Since DJI was late to the game and had every opportunity to outdo the competition here, it’s puzzling why the company chose not to include a 4K camera. Everything else on the Spark is at the top of its class, so why not the camera? We don’t have any proof, but our theory is that DJI was worried about cannibalizing Mavic Pro sales. The Spark has a very similar set of features and abilities, but costs just half of what the Mavic does, so if DJI gave the Spark a 4K camera, suddenly there wouldn’t be much reason to choose the Mavic anymore.
The lack of 4K is definitely a bummer, but the Spark’s camera does have a bunch of other features that the competition doesn’t, like a two-axis gimbal for stabilizing your video, and a variety of different shooting modes for still photography — like burst shooting and auto exposure bracketing. It also has a new feature called Shallow Focus, which uses the drone’s vision system to blur the background and create an artificial (but convincingly realistic) depth-of-field effect.

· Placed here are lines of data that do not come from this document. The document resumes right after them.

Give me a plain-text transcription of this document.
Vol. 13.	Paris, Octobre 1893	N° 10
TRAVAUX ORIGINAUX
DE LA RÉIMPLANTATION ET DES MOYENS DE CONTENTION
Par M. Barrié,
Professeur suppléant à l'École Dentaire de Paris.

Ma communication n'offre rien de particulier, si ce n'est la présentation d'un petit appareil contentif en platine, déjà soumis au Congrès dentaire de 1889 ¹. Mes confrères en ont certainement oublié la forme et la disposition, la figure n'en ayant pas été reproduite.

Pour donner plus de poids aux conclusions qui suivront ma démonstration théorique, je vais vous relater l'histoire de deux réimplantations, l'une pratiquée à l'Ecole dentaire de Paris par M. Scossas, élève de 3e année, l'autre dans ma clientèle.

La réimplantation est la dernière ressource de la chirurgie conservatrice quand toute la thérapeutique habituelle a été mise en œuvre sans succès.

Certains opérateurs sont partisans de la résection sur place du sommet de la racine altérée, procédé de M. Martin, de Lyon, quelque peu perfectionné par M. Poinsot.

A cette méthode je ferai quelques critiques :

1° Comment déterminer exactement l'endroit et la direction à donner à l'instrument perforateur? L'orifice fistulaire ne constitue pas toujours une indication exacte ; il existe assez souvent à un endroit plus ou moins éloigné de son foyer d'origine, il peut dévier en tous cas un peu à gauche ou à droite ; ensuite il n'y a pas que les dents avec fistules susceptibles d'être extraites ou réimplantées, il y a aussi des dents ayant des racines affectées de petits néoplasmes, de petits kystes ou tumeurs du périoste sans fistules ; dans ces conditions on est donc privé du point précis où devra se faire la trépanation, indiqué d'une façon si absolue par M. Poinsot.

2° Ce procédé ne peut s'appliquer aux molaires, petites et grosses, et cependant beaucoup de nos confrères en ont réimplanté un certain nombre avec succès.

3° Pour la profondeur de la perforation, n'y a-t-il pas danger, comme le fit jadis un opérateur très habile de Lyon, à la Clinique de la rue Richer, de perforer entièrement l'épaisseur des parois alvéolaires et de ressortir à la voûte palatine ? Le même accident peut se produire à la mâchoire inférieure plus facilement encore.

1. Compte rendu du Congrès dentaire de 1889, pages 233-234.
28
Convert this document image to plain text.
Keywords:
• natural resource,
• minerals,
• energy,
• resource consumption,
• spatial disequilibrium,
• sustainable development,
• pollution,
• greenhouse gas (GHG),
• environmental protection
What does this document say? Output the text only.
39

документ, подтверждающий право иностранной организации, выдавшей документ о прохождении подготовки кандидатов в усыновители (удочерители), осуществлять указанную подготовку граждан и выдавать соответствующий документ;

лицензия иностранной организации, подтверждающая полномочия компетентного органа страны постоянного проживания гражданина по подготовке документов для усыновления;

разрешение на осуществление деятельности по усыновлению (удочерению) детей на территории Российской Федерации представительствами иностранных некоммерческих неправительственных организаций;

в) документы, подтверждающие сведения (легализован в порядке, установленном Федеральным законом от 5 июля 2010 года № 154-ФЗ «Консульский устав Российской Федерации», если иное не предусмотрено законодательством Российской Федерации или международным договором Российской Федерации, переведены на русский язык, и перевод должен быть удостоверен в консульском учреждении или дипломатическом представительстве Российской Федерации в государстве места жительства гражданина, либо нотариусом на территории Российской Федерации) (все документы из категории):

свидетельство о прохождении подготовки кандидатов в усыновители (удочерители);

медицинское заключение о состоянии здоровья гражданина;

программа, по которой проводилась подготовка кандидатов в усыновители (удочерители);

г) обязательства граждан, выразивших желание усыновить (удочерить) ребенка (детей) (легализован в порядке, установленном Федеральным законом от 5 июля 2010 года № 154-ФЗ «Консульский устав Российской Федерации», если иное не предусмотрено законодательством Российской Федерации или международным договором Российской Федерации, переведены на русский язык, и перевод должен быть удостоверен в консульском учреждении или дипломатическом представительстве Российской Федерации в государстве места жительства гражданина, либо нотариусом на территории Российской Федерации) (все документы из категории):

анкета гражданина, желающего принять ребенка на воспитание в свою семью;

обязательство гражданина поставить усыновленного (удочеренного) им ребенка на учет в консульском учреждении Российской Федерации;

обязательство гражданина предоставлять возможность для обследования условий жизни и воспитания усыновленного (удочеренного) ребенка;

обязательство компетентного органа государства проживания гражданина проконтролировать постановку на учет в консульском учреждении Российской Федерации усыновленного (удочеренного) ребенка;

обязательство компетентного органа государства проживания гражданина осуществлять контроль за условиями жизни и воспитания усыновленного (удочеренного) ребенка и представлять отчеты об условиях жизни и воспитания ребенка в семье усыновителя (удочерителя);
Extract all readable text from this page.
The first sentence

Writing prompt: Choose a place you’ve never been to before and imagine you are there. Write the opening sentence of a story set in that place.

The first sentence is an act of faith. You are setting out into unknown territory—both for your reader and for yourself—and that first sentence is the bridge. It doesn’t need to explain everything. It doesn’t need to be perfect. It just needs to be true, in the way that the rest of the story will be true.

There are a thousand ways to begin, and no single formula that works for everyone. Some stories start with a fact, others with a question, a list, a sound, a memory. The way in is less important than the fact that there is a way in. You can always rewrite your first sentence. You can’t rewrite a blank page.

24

All things considered, it’s definitely not a bad camera. It might not have the resolution that other portable selfie drones have, but what it lacks in pixels it (mostly) makes up for with other features.
The Spark is easily one of the best portable drones available right now. Despite the fact that it can’t shoot 4K video like some of its competitors, it outshines the competition in just about every other regard. It’s faster, smarter, can fly for longer periods of time, and is definitely the most reliable in its class — so if you don’t mind shooting in 1080p, this drone would make a fantastic companion on your next adventure.
Are there better options available?
That depends entirely on what you’re after.
If you want high-resolution video, then no. You’d be better off with a Yuneec Breeze or Hover Camera Passport. If you don’t mind dropping a bit more moolah, DJI’s Mavic Pro also offers 4K video in a compact and portable form factor, but it costs $1,000.
If what you’re after is bang for your buck, then go with the Breeze. It’s been around for nearly a year at this point, so its price has dropped from $500 down to under $400 — yet it offers many of the same features that the Spark does.
If you’re a beginner looking for something affordable and fun to fly, then Spark is your best bet. It’s durable, reliable, and has sensors that will help you avoid crashing. It also has upgrade options that allow you to scale up and grow your skills as you progress as a pilot — such as a physical controller that boosts responsiveness and extends the drone’s range up to 1.2 miles. For more thoughts, read up on our favorite drones, favorite cheap drones, and favorite drones for beginners.
How long will it last?
DJI has a pretty solid track record for pushing out regular firmware updates for its drones, and there’s no reason to think Spark would be an exception. Barring any catastrophic crashes, this drone will probably last for upwards of five years.
Should you buy it?
Yes. This is a damn fine little drone, and definitely one of the best in its class.